日本地球惑星科学連合2021年大会

講演情報

[J] 口頭発表

セッション記号 A (大気水圏科学) » A-CG 大気海洋・環境科学複合領域・一般

[A-CG42] 陸域〜沿岸域における水・土砂動態

2021年6月3日(木) 13:45 〜 15:15 Ch.11 (Zoom会場11)

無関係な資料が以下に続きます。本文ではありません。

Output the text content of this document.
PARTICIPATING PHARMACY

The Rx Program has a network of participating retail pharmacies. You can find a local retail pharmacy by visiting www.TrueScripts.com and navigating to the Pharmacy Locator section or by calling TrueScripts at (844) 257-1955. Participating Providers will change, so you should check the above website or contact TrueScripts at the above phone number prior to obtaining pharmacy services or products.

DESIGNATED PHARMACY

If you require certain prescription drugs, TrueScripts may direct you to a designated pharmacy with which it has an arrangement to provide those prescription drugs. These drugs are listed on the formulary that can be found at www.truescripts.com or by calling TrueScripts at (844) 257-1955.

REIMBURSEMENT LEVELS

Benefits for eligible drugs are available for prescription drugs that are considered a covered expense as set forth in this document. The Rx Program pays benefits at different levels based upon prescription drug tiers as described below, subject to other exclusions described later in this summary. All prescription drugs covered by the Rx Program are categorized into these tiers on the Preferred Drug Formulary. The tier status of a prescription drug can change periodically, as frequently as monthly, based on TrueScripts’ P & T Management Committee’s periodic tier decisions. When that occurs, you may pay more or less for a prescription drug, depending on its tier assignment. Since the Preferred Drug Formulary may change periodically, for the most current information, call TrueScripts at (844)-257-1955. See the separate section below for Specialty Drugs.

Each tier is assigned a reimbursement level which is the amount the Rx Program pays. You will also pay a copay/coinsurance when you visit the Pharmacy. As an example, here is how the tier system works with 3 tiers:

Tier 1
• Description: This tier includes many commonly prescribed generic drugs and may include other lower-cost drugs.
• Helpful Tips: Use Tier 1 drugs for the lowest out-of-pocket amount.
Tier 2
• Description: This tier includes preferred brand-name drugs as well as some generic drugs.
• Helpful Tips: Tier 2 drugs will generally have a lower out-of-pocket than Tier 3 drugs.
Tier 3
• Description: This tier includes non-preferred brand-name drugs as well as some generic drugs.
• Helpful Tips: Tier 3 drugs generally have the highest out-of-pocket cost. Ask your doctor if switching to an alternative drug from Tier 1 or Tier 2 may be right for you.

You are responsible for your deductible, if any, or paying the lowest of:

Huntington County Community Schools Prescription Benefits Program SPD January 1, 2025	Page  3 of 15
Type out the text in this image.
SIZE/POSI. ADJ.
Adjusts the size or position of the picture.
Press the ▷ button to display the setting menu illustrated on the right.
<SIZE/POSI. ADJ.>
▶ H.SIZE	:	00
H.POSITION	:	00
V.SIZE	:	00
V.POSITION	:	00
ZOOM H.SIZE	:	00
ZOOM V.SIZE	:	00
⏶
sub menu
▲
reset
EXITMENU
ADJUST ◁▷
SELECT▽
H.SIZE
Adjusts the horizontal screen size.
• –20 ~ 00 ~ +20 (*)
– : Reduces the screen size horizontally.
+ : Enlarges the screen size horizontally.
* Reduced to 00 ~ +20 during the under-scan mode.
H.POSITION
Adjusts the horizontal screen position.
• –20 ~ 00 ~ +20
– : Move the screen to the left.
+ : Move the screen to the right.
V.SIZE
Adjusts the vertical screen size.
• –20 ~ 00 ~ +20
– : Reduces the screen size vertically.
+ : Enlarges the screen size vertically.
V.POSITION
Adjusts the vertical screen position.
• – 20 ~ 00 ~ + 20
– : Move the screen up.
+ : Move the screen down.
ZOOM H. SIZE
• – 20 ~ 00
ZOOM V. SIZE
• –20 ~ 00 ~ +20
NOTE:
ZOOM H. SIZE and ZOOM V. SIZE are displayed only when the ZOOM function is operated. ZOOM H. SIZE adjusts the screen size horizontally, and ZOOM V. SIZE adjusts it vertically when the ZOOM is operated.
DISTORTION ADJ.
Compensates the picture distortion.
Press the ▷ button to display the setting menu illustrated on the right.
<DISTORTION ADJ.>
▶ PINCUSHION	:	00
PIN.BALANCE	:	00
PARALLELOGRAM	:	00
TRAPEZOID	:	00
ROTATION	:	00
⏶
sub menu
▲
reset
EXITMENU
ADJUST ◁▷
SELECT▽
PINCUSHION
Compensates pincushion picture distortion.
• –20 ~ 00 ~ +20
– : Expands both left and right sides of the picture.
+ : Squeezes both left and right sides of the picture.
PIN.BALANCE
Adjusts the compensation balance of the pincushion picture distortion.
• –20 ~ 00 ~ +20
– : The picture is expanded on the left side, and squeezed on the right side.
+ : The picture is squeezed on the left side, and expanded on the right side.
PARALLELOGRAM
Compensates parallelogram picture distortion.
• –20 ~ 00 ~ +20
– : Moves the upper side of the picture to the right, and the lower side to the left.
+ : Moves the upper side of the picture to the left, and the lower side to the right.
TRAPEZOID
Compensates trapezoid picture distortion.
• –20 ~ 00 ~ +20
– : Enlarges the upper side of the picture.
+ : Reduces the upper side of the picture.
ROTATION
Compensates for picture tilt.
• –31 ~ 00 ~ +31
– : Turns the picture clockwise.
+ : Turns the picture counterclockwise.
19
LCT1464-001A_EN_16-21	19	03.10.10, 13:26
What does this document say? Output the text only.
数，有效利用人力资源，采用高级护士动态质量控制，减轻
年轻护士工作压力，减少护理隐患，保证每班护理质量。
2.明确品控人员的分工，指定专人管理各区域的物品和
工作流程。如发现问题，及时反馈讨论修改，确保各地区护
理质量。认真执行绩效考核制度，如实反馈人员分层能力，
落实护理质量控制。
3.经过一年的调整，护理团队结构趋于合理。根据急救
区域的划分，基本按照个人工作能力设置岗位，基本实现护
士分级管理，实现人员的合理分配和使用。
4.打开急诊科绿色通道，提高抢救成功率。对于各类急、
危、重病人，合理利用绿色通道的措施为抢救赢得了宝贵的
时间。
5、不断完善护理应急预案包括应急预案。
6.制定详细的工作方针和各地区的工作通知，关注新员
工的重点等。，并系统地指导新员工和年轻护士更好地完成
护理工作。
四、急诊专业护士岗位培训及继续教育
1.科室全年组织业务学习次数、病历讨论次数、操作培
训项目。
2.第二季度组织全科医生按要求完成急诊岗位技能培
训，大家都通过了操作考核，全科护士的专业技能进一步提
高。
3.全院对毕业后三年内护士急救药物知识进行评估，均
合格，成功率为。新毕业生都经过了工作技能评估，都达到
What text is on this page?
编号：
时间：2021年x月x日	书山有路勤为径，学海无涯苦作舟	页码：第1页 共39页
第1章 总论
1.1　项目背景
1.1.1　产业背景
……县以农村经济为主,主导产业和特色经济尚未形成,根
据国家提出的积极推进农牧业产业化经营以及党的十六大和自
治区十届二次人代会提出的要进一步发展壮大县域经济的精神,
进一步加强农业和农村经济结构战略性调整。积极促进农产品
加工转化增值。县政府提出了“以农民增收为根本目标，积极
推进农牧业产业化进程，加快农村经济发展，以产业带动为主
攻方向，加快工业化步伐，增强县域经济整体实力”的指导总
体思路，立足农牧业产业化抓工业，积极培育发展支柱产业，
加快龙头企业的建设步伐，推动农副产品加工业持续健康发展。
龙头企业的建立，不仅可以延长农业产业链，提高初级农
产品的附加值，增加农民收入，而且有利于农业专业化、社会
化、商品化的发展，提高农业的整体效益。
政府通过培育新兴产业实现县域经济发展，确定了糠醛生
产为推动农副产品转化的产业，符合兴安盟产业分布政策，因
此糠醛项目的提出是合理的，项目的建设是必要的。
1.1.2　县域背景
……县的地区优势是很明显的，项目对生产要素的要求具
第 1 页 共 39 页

コンビーナ:木田 新一郎(九州大学・応用力学研究所)、浅野 友子(東京大学)、有働 恵子(東北大学災害科学国際研究所)、山崎 大(東京大学生産技術研究所)、座長:山崎 大(東京大学生産技術研究所)、有働 恵子(東北大学災害科学国際研究所)、浅野 友子(東京大学)、木田 新一郎(九州大学・応用力学研究所)

14:00 〜 14:15

[ACG42-02] 放射性同位体トレーサを用いた沙流川流砂系における土砂動態の解明

★招待講演

*水垣 滋1、大塚 淳一1、村上 泰啓1、巖倉 啓子1 (1.国立研究開発法人土木研究所寒地土木研究所)

キーワード:土砂生産源推定、天然放射性同位体、粒径

日本では1950年代より全国的な海岸侵食が問題となっており、山地~海岸まで河川を通じた流砂系の総合的な土砂管理が求められている。流砂系の土砂動態を把握するとともに、土砂の生産源を把握することは極めて重要な基本的課題である。そこで、本研究は、流砂系における土砂動態を明らかにすることを目的に、北海道の沙流川流域を対象に、山地~海域まで浮遊土砂、河床材料、海岸砂、沿岸底質などさまざまな土砂を採取し、放射性同位体トレーサによる生産源推定を行った。その結果、海岸砂や沿岸底質は主に砂で構成され、上流域の付加体堆積岩・メランジ基質や深成岩の寄与度が高いことがわかった。一方、浮遊土砂は主にシルト・粘土で構成され、堆積岩、変成岩地域が主要な生産源であることがわかった。河床材料にはシルト・粘土分はほとんど含まれないことから、中下流域の山地斜面から生産されると考えられる。砂成分は、山地斜面だけでなく、河床材料の再移動により、海岸・沿岸底質に寄与している可能性がある。このことは、海岸侵食・砂浜消失への対策には、山地上流域から海まで、十分量の砂を海域へ供給できるだけの河道内貯留と連続性が必要であることを示唆している。